Люди стали уходить с балконов. А Итин чувствовал непреодолимую слабость и невероятную радость. Он так и сидел прямо на полу перед распахнутыми створками балконной двери.

Он лег на ковер. Ему было хорошо: от выполненной работы, от пережитого экстаза творения, от того чувства безопасности, которое объяло теперь весь Город Семи Огней и его сердце…

– Итин! Ити-и-ин!

Итин открыл глаза, непонимающе заморгал, узнал в склонившемся над ним прекрасном белокуром посланнике Мастера Судеб, сияющем в лучах заглядывающего с балкона солнца, – Иссиму. Он улыбнулся и с ужасом обнаружил, что не может пошевелиться.

– Почему ты спишь прямо на полу?.. – нахмурилась девушка. Она, даже когда хмурится, – само совершенство.

– Не могу пошевелиться… – Его собственный голос был чужим, тихим и сиплым.

– Почему?.. – Иссима казалась обеспокоенной. Она беспокоится о нем!..

– Я помогал… создавать защиту… купол над городом… – Говорить было трудно.

– Купол?

Итин слабо кивнул. Иссима стояла над ним на коленях, а он восхищенно, затаив дыхание, любовался овалом лица, обрамленным золотыми локонами, голубыми, как сверкающие на солнце прозрачные лесные озера, очами, длинными подрагивающими ресницами, что были темнее, чем волосы, и делали ее огромные глаза еще больше, коралловыми губами, сочными… сладкими… Иссима…
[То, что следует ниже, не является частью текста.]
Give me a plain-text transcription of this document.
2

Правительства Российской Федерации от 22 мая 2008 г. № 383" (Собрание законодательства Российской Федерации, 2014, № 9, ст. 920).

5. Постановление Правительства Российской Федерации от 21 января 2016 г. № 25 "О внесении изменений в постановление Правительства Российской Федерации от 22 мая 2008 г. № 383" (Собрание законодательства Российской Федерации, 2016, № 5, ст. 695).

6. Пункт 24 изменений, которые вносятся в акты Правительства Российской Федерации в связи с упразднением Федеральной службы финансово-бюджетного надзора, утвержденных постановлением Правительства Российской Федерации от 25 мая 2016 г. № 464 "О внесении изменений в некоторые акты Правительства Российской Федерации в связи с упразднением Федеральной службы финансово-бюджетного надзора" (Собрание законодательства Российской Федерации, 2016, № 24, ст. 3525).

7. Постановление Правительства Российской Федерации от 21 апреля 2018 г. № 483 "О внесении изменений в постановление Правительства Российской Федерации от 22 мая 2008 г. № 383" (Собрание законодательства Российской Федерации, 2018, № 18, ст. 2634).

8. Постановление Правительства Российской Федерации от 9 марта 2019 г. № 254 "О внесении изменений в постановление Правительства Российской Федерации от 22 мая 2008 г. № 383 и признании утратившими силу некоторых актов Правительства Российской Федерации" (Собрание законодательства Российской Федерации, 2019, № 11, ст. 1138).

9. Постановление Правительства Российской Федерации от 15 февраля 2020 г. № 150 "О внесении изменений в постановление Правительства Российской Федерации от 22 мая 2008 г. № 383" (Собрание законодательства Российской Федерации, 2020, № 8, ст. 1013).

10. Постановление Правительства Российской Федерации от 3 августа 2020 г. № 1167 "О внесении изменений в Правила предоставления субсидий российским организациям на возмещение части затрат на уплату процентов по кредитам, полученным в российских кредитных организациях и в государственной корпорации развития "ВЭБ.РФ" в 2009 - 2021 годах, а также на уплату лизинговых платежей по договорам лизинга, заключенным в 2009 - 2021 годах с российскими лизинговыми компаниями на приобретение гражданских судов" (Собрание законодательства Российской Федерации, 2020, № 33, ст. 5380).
– У тебя что – отток?.. – Чудесный перезвон серебряных колокольчиков в ее голосе.

– Наверное… – только и смог ответить он.

– Я позову слуг, чтобы тебя перенесли на кровать, – строго сказала она и, не дожидаясь ответа, встала, направляясь к двери; ее длинные волосы, развеянные случайным порывом ветра, защекотали ему лицо. Итин вдохнул их фиалковый аромат и застонал от наслаждения.

– Тебе больно?.. – Испуганный голос Иссимы.

– Нет. Нет…

– Потерпи!.. Я сейчас!

Она вернулась быстро – но не так быстро, как хотелось ему, – в сопровождении двоих здоровенных парней в одежде слуг Здания Совета. Они подхватили его – один за ноги, другой под мышки. Итин по-прежнему был совершенно беспомощен.

Иссима присела на краешек его кровати. Ее обволакивал запах фиалок, накатывая на Итина нежными волнами.

– Тебе лучше?.. – Как прекрасен и нежен ее голос!.. Как трогательна ее забота!..

– Я лишь очень слаб…

Она сдвинула изящные полумесяцы-брови, прикрыла глаза, и Итин почувствовал покалывание ледяных иголочек по всему телу.

– Ты здоров. У тебя ведь ничего не болит? – Она исследовала его – все-таки Иссима – Целитель…

– Нет… Я же говорю, что просто не могу пошевелиться… это пройдет…

– Как ты довел себя до такого состояния, Итин? Ты же не студент-первогодок!.. – Она решила его отчитать – мило…

– Я помогал Верховному… Я не знаю, что вышло… Просто мы создали защитный купол над городом…

– Ты и Вирд?

– И Элинаэль… я думаю… – Его голос еще чужой.

Иссима резко встала; если бы он мог пошевелиться, то удержал бы ее – так не хотелось, чтобы она уходила… Девушка подошла к двери, окликнула кого-то, в проеме показалось конопатое лицо одного из парней, помогавших переносить Итина.

– Эрс, сходи к Советнику Кисам, скажи, что Иссима Донах желает знать, как она себя чувствует. Потом к Верховному – то же самое!

Она вернулась, к величайшему облегчению Итина, и снова присела на краешек кровати, вновь облако фиалкового аромата защекотало приятно его ноздри.

– Ты становишься похожим на Вирда: так же, как он, не жалеешь себя, делаешь что-то, что превосходит твои силы и возможности, надрываешься, а потом не можешь пошевелиться. Ты разве не помнишь, в каком состоянии мы нашли его в твоем доме… Тогда, в первый раз?